CAMP LEJEUNE, N.C. – It all started with a note and a piece of candy taped to a barracks room door. The note read, “Pay it forward,” and told the reader to contact the person who put it there if they ever needed anything. It was a small token of kindness with a huge meaning behind it: to do things for other people.

Marine Corps Cpl. Andrew Y. Zheng, a saxophone player with the 2nd Marine Division Band and a St. Louis native, is the man behind this message.

Zheng went around to 500 barracks rooms and gave candy to all of the Marines who were staying at the barracks instead of leaving for the Fourth of July weekend. “On July 4th, I just thought I would do something nice for people, hoping that I raised their spirits to want to do something for other people as well,” he said.

Zheng called this concept “pay it forward.”

“That’s just a concept that I learned in high school -- that when you do a good thing for somebody, they do good things for other people,” he explained. He compared the concept to a chain reaction.

“A lot of people want to do good stuff, but until somebody comes to them and really helps them, or shows them that people really are doing good stuff, they won’t,” he said. “I’m just trying to initiate that spark.”

Zheng said he has been doing volunteer work since high school, and it has carried him throughout his Marine Corps career.

“In order to get used to this area, I did a lot of volunteering through the Single Marine Program to try to network with people and find what kind of volunteer work I enjoy doing,” he said. “From there, I started focusing on volunteer work with United Way.”

Marine Corps Cpl. Evan Laderer -- also a saxophone player with the 2nd Marine Division Band, is Zheng’s roommate and a Slippery Rock, Pa. native -- has known Zheng for about two years. He said Zheng definitely cares about the Marines in the unit, and that he finds satisfaction and fulfillment in volunteering.

“In the time that I’ve known Andrew, he has probably put in anywhere from 200 to 300 hours of volunteer service,” Laderer said. “He volunteers for one thing, and just goes strong. He communicates with those individuals that need that help and gives as much time as he can to volunteering.”

Zheng said he doesn’t volunteer just for his own satisfaction; he hopes he is setting an example.

“I’m helping to show my peers and subordinates what more they can achieve and aspire to be,” he said. “They can find fulfillment and a sense of honor in what they do and who they are by contributing to the community.”

Zheng said he tries to model himself after his life-mentor, who initiated the service spark for him when he was a boy.

“I’d say I do what I do because of my life-mentor,” he said. “Since I was 6 years old, I had this private teacher who basically inspired me to become like him. He went around the community in bad neighborhoods and showed them what more they can do in their lives, and where they can get to if they just put in a little bit of effort.”

Laderer said Zheng’s volunteer work really matters to his fellow Marines and people in the community.

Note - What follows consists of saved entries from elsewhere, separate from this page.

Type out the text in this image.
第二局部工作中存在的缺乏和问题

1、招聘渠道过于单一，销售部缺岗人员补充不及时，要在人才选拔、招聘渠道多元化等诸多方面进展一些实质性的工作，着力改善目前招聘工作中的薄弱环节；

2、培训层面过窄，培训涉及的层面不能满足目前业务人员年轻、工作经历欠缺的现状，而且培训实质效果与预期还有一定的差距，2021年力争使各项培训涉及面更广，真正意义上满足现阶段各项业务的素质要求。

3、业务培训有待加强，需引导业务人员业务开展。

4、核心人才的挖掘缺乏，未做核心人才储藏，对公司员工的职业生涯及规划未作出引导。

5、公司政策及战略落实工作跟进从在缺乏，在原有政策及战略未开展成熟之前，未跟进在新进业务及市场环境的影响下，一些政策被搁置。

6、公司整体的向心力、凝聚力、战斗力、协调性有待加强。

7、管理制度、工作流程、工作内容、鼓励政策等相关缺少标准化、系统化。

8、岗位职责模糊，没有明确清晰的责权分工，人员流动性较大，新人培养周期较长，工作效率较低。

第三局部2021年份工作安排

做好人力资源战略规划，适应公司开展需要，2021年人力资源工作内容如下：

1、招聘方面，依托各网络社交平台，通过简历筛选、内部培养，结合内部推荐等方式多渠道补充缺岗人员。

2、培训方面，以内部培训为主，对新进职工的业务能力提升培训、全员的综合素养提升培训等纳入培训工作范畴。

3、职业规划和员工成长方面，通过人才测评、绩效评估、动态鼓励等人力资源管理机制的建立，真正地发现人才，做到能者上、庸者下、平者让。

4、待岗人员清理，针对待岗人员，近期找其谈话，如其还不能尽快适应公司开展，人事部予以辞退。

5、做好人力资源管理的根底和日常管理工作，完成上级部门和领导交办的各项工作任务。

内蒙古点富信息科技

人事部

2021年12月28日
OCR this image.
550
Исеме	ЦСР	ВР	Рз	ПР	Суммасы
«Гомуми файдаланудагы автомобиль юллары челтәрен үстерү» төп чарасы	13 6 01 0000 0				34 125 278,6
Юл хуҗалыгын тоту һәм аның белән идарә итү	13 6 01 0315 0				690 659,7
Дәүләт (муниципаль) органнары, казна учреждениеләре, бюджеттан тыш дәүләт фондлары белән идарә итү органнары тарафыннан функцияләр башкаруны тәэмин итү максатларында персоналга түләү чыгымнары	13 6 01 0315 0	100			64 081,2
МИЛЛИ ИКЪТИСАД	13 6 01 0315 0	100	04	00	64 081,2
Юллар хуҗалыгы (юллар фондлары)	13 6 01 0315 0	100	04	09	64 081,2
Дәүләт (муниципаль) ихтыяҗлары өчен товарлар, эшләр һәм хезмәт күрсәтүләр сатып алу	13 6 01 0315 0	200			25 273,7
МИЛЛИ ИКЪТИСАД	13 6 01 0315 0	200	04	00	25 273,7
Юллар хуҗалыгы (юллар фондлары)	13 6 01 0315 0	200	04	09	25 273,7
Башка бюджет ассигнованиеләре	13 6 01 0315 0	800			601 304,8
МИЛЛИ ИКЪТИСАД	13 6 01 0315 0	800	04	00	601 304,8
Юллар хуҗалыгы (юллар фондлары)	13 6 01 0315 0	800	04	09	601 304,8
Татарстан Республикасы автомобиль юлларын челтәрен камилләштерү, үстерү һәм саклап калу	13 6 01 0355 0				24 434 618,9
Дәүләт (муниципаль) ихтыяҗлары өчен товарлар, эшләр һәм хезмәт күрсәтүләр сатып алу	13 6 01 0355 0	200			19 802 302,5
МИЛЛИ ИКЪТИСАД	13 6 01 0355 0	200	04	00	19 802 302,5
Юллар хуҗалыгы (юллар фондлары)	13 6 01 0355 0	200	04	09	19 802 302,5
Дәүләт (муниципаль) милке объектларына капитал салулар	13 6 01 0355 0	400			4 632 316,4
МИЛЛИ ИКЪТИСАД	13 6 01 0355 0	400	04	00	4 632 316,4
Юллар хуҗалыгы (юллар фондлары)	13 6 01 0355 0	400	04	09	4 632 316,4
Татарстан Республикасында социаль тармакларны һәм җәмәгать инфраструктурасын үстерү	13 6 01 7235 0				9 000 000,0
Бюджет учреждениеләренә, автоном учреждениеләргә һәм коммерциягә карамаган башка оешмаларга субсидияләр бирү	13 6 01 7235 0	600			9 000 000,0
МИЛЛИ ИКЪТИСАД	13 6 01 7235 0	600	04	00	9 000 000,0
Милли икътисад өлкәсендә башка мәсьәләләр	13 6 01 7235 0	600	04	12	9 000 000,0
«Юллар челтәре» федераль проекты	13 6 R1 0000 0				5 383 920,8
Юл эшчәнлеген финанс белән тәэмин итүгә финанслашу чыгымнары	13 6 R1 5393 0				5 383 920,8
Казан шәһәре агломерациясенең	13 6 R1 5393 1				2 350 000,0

“It’s definitely making a big difference to the Marines that he helps,” he said. “It brightens their day, and that’s mission accomplishment, I would say.”

Zheng said his volunteer work won’t end after he leaves the Marine Corps.

“My future goal is to open up a community center,” he added. “Everything I do, whether it is volunteer service or something else, is in preparation to create the best atmosphere and center that I can.”

Zheng offered some advice for those he hopes to inspire.

“Live your life as if someone were narrating it ... and ask yourself if you would be proud about what they said.”